Une étude récente menée par l’Institut national de recherche pour l’agriculture, l’alimentation et l’environnement (Inrae), l’Assistance Publique – Hôpitaux de Paris (AP-HP), le Centre national de la recherche scientifique (CNRS) et le synchrotron SOLEIL révèle la présence de particules de dioxyde de titane (TiO₂), y compris sous forme de nanoparticules, dans différents types de lait : lait maternel humain, lait animal et lait infantile.
Une contamination détectée dans tous les échantillons de lait
Les chercheurs ont analysé plusieurs types de lait et ont systématiquement détecté du titane (Ti), ainsi que des particules contenant du dioxyde de titane.
- Dans les laits infantiles, entre 6 millions et 3,9 milliards de particules par litre ont été retrouvées dans les préparations destinées aux nourrissons.
- Dans les laits animaux (vache, ânesse, chèvre), entre 16 et 348 millions de particules par litre ont été quantifiées.
- Dans le lait maternel humain, des particules de dioxyde de titane ont été détectées dans l’ensemble des échantillons analysés. Les concentrations variaient fortement d’une femme à l’autre, certaines présentant jusqu’à 15 fois plus de particules que d’autres.
L’étude a été menée auprès de 10 volontaires résidant à Paris ou en proche banlieue, des zones particulièrement exposées à la pollution atmosphérique et aux nanoparticules issues des activités industrielles.
Une preuve du passage du dioxyde de titane dans le lait maternel
La détection de ces particules dans le lait humain constitue une preuve que le dioxyde de titane peut franchir la barrière des glandes mammaire. Ce résultat fait écho à des recherches antérieures qui avaient déjà montré le passage de nanoparticules de TiO₂ dans le placenta, après ingestion alimentaire pendant la grossesse.

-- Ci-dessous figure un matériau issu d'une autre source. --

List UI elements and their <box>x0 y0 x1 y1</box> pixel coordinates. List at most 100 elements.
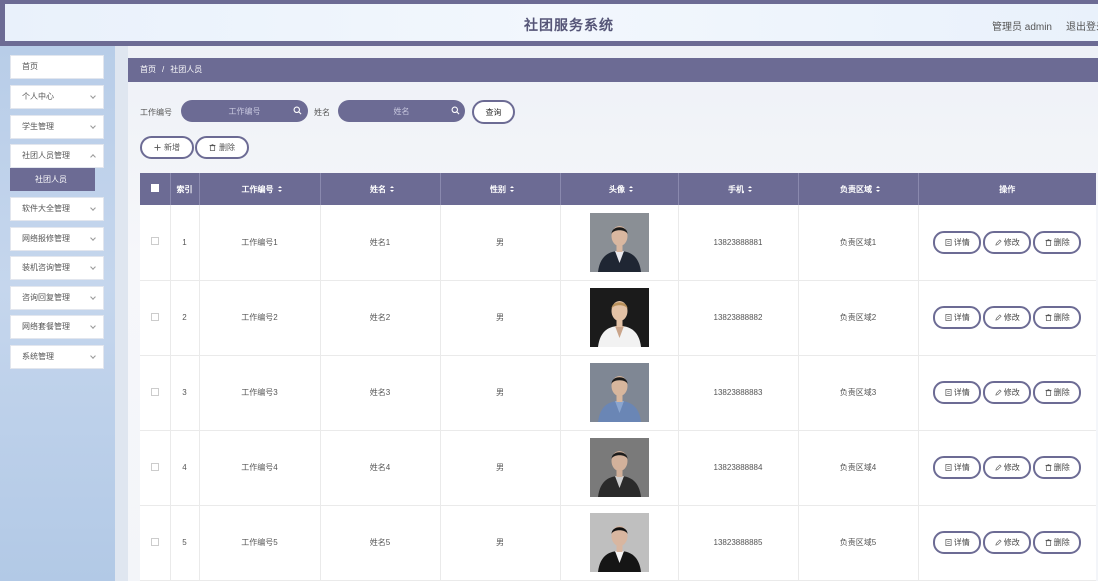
row-select-cell[interactable] <box>140 505 171 581</box>
chevron-up-icon <box>90 154 96 160</box>
cell-name: 姓名1 <box>320 205 441 281</box>
chevron-down-icon <box>90 294 96 300</box>
cell-job-number: 工作编号3 <box>199 355 321 431</box>
column-header-label: 姓名 <box>370 184 386 194</box>
breadcrumb-separator: / <box>162 65 165 74</box>
sidebar-item-network-package[interactable]: 网络套餐管理 <box>10 315 104 339</box>
select-all-cell[interactable] <box>140 173 171 205</box>
avatar[interactable] <box>589 212 649 272</box>
detail-button[interactable]: 详情 <box>933 531 982 554</box>
cell-gender: 男 <box>440 505 561 581</box>
delete-button-label: 删除 <box>219 143 235 152</box>
cell-avatar <box>560 280 679 356</box>
row-select-cell[interactable] <box>140 280 171 356</box>
sidebar-item-personal-center[interactable]: 个人中心 <box>10 85 104 109</box>
row-checkbox[interactable] <box>150 312 159 321</box>
row-delete-button[interactable]: 删除 <box>1033 531 1082 554</box>
row-delete-button-label: 删除 <box>1053 463 1070 472</box>
detail-button[interactable]: 详情 <box>933 456 982 479</box>
row-select-cell[interactable] <box>140 430 171 506</box>
breadcrumb-home[interactable]: 首页 <box>140 65 156 74</box>
cell-index: 3 <box>170 355 200 431</box>
avatar[interactable] <box>589 363 649 422</box>
delete-button[interactable]: 删除 <box>195 136 249 159</box>
cell-actions: 详情 修改 删除 <box>918 205 1096 281</box>
chevron-down-icon <box>90 123 96 129</box>
table-row: 4 工作编号4 姓名4 男 13823888884 负责区域4 详情 修改 删除 <box>140 430 1096 506</box>
sidebar-item-students[interactable]: 学生管理 <box>10 115 104 139</box>
avatar[interactable] <box>589 288 649 347</box>
sidebar-item-consult-reply[interactable]: 咨询回复管理 <box>10 286 104 310</box>
cell-name: 姓名2 <box>320 280 441 356</box>
plus-icon <box>154 144 161 151</box>
row-checkbox[interactable] <box>150 387 159 396</box>
add-button[interactable]: 新增 <box>140 136 194 159</box>
column-header-area[interactable]: 负责区域 <box>798 173 919 205</box>
chevron-down-icon <box>90 323 96 329</box>
sidebar-subitem-club-staff[interactable]: 社团人员 <box>10 168 95 191</box>
row-delete-button[interactable]: 删除 <box>1033 306 1082 329</box>
detail-button-label: 详情 <box>953 313 970 322</box>
edit-button[interactable]: 修改 <box>983 230 1032 254</box>
sidebar-item-home[interactable]: 首页 <box>10 55 104 79</box>
trash-icon <box>1045 464 1052 471</box>
edit-button-label: 修改 <box>1003 388 1020 397</box>
query-button[interactable]: 查询 <box>472 100 515 124</box>
detail-button-label: 详情 <box>953 463 970 472</box>
sidebar-item-label: 社团人员管理 <box>22 151 70 160</box>
row-delete-button-label: 删除 <box>1053 313 1070 322</box>
column-header-label: 手机 <box>728 184 744 194</box>
edit-button[interactable]: 修改 <box>983 381 1032 404</box>
row-checkbox[interactable] <box>150 462 159 471</box>
sidebar-item-label: 网络套餐管理 <box>22 322 70 331</box>
edit-icon <box>995 389 1002 396</box>
row-select-cell[interactable] <box>140 205 171 281</box>
row-delete-button[interactable]: 删除 <box>1033 381 1082 404</box>
name-input[interactable] <box>338 100 465 122</box>
sidebar-item-label: 学生管理 <box>22 122 54 131</box>
cell-area: 负责区域4 <box>798 430 919 506</box>
row-checkbox[interactable] <box>150 537 159 546</box>
table-row: 1 工作编号1 姓名1 男 13823888881 负责区域1 详情 修改 删除 <box>140 205 1096 281</box>
sidebar-item-club-staff[interactable]: 社团人员管理 <box>10 144 104 168</box>
sidebar-item-system[interactable]: 系统管理 <box>10 345 104 369</box>
cell-job-number: 工作编号4 <box>199 430 321 506</box>
select-all-checkbox[interactable] <box>150 184 159 192</box>
row-checkbox[interactable] <box>150 237 159 246</box>
document-icon <box>945 464 952 471</box>
detail-button[interactable]: 详情 <box>933 230 982 254</box>
add-button-label: 新增 <box>164 143 180 152</box>
cell-area: 负责区域1 <box>798 205 919 281</box>
row-delete-button[interactable]: 删除 <box>1033 230 1082 254</box>
column-header-actions: 操作 <box>999 184 1016 194</box>
main-content: 首页/社团人员 工作编号 姓名 查询 新增 删除 索引 工作编号 姓名 性 <box>128 46 1098 581</box>
detail-button[interactable]: 详情 <box>933 381 982 404</box>
edit-button[interactable]: 修改 <box>983 456 1032 479</box>
logout-link[interactable]: 退出登录 <box>1066 18 1098 33</box>
avatar[interactable] <box>589 513 649 572</box>
sidebar-item-network-repair[interactable]: 网络报修管理 <box>10 227 104 251</box>
row-select-cell[interactable] <box>140 355 171 431</box>
breadcrumb: 首页 / 社团人员 <box>128 58 1098 82</box>
column-header-phone[interactable]: 手机 <box>678 173 799 205</box>
detail-button[interactable]: 详情 <box>933 306 982 329</box>
column-header-name[interactable]: 姓名 <box>320 173 441 205</box>
sidebar-item-install-consult[interactable]: 装机咨询管理 <box>10 256 104 280</box>
table-row: 5 工作编号5 姓名5 男 13823888885 负责区域5 详情 修改 删除 <box>140 505 1096 581</box>
job-number-input[interactable] <box>181 100 308 122</box>
edit-button[interactable]: 修改 <box>983 306 1032 329</box>
avatar[interactable] <box>589 438 649 497</box>
sidebar-item-software[interactable]: 软件大全管理 <box>10 197 104 221</box>
column-header-gender[interactable]: 性别 <box>440 173 561 205</box>
sidebar-item-label: 个人中心 <box>22 92 54 101</box>
cell-actions: 详情 修改 删除 <box>918 280 1096 356</box>
cell-phone: 13823888881 <box>678 205 799 281</box>
row-delete-button[interactable]: 删除 <box>1033 456 1082 479</box>
cell-area: 负责区域5 <box>798 505 919 581</box>
cell-area: 负责区域3 <box>798 355 919 431</box>
column-header-job-number[interactable]: 工作编号 <box>199 173 321 205</box>
document-icon <box>945 539 952 546</box>
row-delete-button-label: 删除 <box>1053 237 1070 247</box>
column-header-avatar[interactable]: 头像 <box>560 173 679 205</box>
edit-button[interactable]: 修改 <box>983 531 1032 554</box>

Des sources de contamination multiples au-delà du E171
Bien que l’additif alimentaire E171 (dioxyde de titane) soit interdit dans l’alimentation en France depuis 2020, et dans toute l’Union européenne depuis 2022, la présence persistante de TiO₂ dans le lait suggère des sources de contamination autres que l’alimentation.
- Le dioxyde de titane reste massivement utilisé dans les cosmétiques, médicaments, dentifrices, crèmes solaires, plastiques, peintures, papiers, etc.
- Des études citées par l’Inrae ont également détecté ce composé dans l’air, les sols, les nappes phréatiques et les eaux de surface, conséquence de l’activité industrielle, de l’érosion des matériaux ou encore de son usage comme engrais.
Une exposition continue préoccupante
Cette étude met en lumière une exposition environnementale persistante aux particules de dioxyde de titane, même après l’interdiction de son utilisation comme additif alimentaire. Les auteurs soulignent l’importance de mener des études épidémiologiques et toxicologiques complémentaires, notamment pour évaluer les effets des habitudes alimentaires, de l’utilisation de cosmétiques, de médicaments, et d’autres produits contenant du dioxyde de titane sur le niveau d’exposition et donc sur la santé des nourrissons.